Unless they're both defective.

Eva thinks they probably are.

[identity profile] vissernone.livejournal.com 2011-08-03 05:19 am (UTC)(link)
She rubs his back, reminded viscerally and suddenly of that time she held Marco, despite her broken bones and burned body, before asking - begging, practically - to be reinfested. She can practically smell the blood, her own body infected and decaying, her son's salty tears.

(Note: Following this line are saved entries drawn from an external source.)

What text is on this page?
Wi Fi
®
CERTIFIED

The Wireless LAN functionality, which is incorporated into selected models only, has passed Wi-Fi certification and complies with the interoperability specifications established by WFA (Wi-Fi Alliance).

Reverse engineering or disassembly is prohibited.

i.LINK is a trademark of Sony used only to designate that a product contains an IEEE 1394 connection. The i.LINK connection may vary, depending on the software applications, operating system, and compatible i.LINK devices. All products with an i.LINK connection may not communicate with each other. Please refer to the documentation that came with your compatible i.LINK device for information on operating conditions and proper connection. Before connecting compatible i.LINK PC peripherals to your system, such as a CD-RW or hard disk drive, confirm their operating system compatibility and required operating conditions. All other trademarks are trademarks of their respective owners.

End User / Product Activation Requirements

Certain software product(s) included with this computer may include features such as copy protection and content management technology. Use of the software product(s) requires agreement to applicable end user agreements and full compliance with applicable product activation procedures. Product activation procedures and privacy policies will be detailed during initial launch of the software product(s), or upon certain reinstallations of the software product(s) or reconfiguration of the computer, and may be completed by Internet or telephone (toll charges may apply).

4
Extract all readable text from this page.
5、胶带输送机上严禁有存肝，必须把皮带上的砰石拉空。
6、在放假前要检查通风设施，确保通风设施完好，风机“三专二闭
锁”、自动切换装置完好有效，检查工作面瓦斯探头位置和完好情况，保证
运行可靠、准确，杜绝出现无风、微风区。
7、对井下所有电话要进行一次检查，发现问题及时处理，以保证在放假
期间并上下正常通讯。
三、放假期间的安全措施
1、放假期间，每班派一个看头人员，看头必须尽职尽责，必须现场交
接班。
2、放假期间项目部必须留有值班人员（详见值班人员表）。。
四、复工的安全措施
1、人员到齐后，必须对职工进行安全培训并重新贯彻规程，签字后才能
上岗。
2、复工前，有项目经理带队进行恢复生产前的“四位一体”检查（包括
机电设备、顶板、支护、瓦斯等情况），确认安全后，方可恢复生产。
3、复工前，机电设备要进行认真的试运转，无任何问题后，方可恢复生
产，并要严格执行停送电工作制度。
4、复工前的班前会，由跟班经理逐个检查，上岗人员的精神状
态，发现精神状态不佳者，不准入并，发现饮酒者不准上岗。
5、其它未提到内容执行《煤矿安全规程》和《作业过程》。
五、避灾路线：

But of course, it's just Tom's shampoo, and the garden, and the faint scent of chicken feed.

"It seemed like the right thing to do," she says quietly. She won't tell Tom it was wrong. Won't tell him that every moment she regrets it. She should have escaped with the Animorphs, fed them information, fought from outside instead of waging futile, hopeless war within. But it had seemed right.

How can she tell Tom the only major decision he's made so far was the greatest mistake?

So she doesn't.

[identity profile] vissernone.livejournal.com 2011-08-05 03:43 am (UTC)(link)
"I know, honey." She doesn't pull away - if anything she just draws him a bit closer. No point in regretting the past. No point in encouraging Tom to second-guess himself, when absolutely nothing can be gained from it. She could only crush the fragile shreds of autonomy he's swept together.

It's never really over. She knows that. But for his sake she has to have hope, because he thinks she's strong, and nothing is more discouraging than watching your role models buckle under the weight of your same problems.